From a purely Pakistani perspective, the US-led coalition war in Afghanistan is going nowhere. If recent developments are any indication, the Taliban-inspired insurgency is on the rise. Taliban strength seems to be growing and they are taking on the coalition forces in larger numbers and more often. Their suicide bombers are taking a heavy toll both of the Afghan and ISAF troops and the area of their activity has widened.
There is also a marked swing of popular sympathy in favour of the Taliban because of the mounting collateral damage in terms of human life and population dislocation caused by the aerial bombings by the Nato planes on suspected Taliban hideouts.
As a result, the Karzai government's writ has failed to move beyond the municipal limits of Kabul, and the foreign forces have succeeded in establishing their control only in air or over their heavily fortified bases.
That's what prompted President Pervez Musharraf to tell the Toronto-based Globe and Mail the other day that the coalition forces should underpin their military campaign with diplomatic efforts. Observing that in Afghanistan "it is only the military strategy that is working" at present, the President strongly called for adoption of a multi-pronged strategy by introducing a political element of negotiations between the Afghan warring factions.
According to him, the warring factions are the Afghan government and coalition forces on one side and the Taliban and non-Taliban on the other. He thinks there are some other groups, who may be presently inactive or repressed by the Taliban, who too should be engaged.
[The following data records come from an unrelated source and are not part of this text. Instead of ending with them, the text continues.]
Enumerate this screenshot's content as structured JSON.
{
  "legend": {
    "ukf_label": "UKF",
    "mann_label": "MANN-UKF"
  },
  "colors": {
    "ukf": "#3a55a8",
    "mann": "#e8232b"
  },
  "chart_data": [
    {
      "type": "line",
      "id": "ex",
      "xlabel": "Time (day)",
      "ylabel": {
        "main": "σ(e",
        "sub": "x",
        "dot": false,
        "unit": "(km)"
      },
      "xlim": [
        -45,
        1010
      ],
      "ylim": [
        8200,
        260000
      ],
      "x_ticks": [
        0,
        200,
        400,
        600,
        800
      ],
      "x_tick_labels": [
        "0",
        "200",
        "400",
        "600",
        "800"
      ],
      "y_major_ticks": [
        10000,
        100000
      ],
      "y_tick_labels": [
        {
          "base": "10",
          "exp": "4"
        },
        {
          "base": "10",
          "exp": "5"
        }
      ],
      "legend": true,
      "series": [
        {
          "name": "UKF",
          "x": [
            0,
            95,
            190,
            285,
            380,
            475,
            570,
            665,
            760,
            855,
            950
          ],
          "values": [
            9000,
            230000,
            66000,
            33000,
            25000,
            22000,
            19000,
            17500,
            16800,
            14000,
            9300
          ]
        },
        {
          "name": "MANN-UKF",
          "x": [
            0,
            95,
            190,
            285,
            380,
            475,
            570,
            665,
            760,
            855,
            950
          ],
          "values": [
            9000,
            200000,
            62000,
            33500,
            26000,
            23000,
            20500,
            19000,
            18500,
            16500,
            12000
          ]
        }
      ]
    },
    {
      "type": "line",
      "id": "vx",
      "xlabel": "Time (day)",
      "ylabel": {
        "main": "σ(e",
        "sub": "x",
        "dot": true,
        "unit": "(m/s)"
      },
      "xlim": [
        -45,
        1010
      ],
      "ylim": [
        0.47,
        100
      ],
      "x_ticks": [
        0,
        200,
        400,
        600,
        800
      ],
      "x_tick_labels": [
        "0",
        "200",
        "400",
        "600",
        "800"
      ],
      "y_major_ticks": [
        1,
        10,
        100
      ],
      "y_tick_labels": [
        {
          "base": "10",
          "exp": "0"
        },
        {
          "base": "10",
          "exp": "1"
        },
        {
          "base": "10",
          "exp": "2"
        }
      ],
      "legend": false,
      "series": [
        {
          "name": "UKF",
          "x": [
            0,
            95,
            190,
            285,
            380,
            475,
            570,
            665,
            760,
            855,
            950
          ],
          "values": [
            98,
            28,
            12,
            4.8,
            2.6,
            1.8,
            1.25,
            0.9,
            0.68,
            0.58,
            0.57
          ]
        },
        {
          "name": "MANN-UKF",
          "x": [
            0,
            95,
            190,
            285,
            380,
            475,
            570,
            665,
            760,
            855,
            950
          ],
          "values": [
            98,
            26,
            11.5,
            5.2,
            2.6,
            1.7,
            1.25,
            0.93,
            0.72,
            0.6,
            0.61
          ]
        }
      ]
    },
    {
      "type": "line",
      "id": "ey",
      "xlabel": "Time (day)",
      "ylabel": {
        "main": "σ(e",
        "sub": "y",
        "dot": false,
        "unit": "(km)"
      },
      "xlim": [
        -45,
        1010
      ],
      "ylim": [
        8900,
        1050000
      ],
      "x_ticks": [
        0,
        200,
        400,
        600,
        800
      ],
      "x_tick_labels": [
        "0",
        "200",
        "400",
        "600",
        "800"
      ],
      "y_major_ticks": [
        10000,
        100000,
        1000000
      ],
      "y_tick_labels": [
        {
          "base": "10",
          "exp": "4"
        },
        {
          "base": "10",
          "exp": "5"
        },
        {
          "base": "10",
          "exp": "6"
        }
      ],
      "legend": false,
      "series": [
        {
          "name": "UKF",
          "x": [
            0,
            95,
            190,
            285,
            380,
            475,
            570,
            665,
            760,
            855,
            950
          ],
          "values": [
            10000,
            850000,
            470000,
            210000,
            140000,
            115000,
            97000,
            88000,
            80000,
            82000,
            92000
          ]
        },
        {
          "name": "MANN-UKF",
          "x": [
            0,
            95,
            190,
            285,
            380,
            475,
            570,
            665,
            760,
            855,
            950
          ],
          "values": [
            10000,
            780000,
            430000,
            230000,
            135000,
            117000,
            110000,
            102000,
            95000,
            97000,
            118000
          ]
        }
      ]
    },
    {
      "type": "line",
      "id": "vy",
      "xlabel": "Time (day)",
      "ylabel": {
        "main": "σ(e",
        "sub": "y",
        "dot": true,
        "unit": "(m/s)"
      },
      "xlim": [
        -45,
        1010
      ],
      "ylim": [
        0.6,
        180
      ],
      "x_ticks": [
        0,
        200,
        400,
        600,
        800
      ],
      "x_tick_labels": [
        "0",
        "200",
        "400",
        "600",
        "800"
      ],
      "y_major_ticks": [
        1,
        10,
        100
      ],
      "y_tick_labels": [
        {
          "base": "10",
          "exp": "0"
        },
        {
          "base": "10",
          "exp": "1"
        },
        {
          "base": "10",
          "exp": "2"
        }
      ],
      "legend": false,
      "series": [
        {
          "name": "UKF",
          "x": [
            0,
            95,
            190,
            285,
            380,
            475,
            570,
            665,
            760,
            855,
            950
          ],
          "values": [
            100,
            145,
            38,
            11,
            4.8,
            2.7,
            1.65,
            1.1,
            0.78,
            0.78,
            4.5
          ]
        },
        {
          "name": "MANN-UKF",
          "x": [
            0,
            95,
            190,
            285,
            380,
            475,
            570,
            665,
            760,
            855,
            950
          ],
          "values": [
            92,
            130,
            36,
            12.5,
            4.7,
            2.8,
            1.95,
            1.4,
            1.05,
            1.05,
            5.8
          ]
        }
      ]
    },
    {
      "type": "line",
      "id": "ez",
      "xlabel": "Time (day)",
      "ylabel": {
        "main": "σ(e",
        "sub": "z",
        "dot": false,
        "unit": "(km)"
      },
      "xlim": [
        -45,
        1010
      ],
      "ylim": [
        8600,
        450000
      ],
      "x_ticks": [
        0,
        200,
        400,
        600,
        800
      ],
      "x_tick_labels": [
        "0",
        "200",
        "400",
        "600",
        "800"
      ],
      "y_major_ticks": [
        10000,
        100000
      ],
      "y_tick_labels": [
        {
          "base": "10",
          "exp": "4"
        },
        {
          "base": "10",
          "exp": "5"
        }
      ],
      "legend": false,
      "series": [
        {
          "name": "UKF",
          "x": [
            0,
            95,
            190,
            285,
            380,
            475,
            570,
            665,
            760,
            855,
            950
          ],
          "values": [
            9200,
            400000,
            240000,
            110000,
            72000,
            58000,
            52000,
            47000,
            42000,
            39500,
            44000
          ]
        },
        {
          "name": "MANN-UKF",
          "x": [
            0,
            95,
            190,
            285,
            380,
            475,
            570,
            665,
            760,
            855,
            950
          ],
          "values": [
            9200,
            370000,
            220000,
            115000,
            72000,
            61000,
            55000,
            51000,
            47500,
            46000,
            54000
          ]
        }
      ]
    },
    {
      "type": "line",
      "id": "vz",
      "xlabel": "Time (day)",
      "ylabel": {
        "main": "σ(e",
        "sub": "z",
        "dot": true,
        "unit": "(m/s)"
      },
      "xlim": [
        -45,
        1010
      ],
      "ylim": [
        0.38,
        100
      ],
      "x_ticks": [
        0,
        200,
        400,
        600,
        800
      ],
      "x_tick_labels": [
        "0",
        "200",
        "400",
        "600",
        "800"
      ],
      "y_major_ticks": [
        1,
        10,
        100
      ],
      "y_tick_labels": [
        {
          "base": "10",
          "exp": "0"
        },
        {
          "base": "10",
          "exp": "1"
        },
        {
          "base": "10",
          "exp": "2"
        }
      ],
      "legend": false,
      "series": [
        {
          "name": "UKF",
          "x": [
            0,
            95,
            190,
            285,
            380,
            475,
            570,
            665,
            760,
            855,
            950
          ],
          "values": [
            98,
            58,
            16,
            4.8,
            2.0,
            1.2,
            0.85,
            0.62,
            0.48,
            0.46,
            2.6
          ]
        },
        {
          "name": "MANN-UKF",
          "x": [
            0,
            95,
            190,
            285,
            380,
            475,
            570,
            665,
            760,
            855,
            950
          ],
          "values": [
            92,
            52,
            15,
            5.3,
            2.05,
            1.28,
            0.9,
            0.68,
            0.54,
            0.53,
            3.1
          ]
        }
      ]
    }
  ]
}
"You sitting in the West don't know anything. So, don't teach me, come and learn from us. Come and understand the environment, and then decide what has to be done. We are doing more than any other country". Surely, it was a sort of changed Pervez Musharraf, his bluntness resulting from his being badgered by the 'not enough, do more' mantra.
If recent Afghan history is any guide, one would know that the Afghans are essentially political animals. They are good fighters but equally astute negotiators. Over the last 30 years or so they have not only fought fiercely against a superpower and then among themselves but have also conducted a number of political experiments. Unfortunately the outsiders do not understand their fight-fight, talk-talk system of politics.
For instance, in 1994 when about a dozen Islamabad-based Western ambassadors were taken to Herat and Kandahar by the then interior minister, Naseerullah Babar, in search of a new leadership to replace the ever-quarrelling Mujahideen commanders there was hardly a word said about the Taliban. But within a month of that visit the Taliban emerged on the scene.
In no time they captured Kandahar and then most of the country almost without firing a shot to set up a drug-free, weapon-free Afghan society. Indeed, it was to the great wonderment of the outside world, but it aptly symbolised the Afghan imponderables. The quarters that are interested in securing a stable Afghanistan should explore the whole range of options, not just the military, which given the Afghan history has very limited applicability.